Door verstoringen in de polaire cellen ontstaan harmonische golven in de atmosfeer, die Rossby-golven genoemd worden. Deze golven spelen een belangrijke rol in het bepalen van de straalstroom.
Als het winter is op het noordelijk halfrond kan de polaire cel soms zo ver naar het zuiden verschuiven dat gebieden in bijvoorbeeld Midden-Europa in het polaire hogedrukgebied komen te liggen, dit wordt een Siberisch hoog genoemd. Er heerst dan een koude noordenwind terwijl het zonnig weer is.
Polar Low
Een polar low (actieve sneeuwstoring) is een term in de meteorologie die gebruikt wordt voor klein lagedrukgebied, dat meestal gepaard gaat met zware windstoten en een dik pak sneeuw. Een polar low bereikt Nederland als er in de winter een noordelijke stroming is.

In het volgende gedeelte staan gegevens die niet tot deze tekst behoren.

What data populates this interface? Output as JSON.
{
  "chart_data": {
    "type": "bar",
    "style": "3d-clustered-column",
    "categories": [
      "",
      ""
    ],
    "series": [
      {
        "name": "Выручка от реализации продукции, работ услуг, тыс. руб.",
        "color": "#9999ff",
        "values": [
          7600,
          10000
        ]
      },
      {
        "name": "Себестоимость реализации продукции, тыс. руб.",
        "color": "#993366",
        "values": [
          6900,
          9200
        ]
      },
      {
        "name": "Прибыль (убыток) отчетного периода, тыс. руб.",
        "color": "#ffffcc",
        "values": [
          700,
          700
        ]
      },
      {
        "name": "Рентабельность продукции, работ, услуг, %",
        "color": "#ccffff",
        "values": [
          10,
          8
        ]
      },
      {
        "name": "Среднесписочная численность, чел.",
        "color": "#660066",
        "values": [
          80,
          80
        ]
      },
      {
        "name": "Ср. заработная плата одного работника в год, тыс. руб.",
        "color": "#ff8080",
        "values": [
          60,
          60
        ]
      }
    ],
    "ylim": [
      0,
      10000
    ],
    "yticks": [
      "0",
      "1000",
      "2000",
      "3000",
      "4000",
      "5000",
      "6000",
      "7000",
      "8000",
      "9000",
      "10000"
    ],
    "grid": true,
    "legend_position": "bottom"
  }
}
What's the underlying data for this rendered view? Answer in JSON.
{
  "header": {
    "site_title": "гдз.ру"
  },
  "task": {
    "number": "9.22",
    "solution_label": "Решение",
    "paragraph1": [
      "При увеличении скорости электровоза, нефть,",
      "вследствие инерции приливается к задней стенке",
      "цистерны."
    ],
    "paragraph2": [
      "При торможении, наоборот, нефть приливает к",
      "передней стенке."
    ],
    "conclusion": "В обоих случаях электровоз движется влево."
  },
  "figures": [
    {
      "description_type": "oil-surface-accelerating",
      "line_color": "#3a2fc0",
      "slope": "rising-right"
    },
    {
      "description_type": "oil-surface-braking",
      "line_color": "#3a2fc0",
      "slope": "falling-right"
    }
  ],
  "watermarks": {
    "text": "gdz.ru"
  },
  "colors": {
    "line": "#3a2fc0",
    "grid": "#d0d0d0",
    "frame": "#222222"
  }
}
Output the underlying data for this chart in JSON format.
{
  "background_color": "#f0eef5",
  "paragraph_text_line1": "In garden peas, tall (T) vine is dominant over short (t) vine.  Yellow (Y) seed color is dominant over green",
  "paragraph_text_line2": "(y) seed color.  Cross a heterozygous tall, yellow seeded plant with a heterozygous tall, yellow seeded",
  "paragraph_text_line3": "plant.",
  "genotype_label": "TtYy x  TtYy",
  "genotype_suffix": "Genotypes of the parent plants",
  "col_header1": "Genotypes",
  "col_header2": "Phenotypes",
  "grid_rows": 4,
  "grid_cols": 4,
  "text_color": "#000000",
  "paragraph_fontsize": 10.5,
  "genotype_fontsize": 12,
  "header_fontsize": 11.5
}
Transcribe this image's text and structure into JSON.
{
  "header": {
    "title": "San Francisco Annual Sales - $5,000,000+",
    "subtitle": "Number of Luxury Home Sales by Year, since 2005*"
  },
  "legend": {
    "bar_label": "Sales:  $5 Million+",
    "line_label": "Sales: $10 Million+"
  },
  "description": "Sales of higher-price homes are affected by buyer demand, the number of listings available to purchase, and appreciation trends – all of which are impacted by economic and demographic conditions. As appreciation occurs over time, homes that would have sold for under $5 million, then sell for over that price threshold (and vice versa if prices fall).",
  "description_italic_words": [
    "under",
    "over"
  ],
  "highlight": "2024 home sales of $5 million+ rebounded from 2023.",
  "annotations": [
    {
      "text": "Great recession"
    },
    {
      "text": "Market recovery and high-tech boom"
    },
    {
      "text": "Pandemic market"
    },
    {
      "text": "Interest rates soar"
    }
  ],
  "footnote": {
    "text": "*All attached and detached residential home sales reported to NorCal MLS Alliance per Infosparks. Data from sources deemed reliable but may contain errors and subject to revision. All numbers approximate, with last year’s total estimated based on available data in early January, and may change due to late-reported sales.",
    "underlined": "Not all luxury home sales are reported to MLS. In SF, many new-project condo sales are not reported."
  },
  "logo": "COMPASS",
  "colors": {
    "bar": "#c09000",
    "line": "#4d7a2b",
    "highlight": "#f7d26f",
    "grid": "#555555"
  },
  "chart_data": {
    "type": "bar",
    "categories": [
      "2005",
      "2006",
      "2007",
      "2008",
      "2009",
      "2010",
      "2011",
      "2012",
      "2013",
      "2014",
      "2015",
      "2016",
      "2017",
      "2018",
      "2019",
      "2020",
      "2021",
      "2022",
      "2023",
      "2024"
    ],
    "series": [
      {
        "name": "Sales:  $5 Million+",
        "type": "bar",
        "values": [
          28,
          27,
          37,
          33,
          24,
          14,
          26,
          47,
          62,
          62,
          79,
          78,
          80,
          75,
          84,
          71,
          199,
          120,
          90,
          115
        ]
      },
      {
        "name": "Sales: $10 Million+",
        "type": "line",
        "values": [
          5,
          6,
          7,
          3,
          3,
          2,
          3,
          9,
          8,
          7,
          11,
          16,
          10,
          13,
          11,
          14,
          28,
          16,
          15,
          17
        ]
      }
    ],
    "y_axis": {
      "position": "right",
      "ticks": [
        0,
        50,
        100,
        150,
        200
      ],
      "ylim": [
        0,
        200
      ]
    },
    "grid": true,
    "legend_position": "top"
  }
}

Zeelui maakten al melding van stormen die gepaard gingen met zware sneeuwval, die even plotseling opkwamen als verdwenen. Pas in de jaren '60 van de vorige eeuw kwam het onderzoek naar deze stormen echt op gang. De satellietbeelden lieten zien dat polar lows veel talrijker zijn dan gedacht. Nu konden ook polar lows boven zee bestudeerd worden. Het was een omschakeling in het denken van meteorologen, die uitgingen van het dogma dat polaire depressies slechts aan het polaire front ontstonden, en niet in de koude lucht aan de achterzijde daarvan.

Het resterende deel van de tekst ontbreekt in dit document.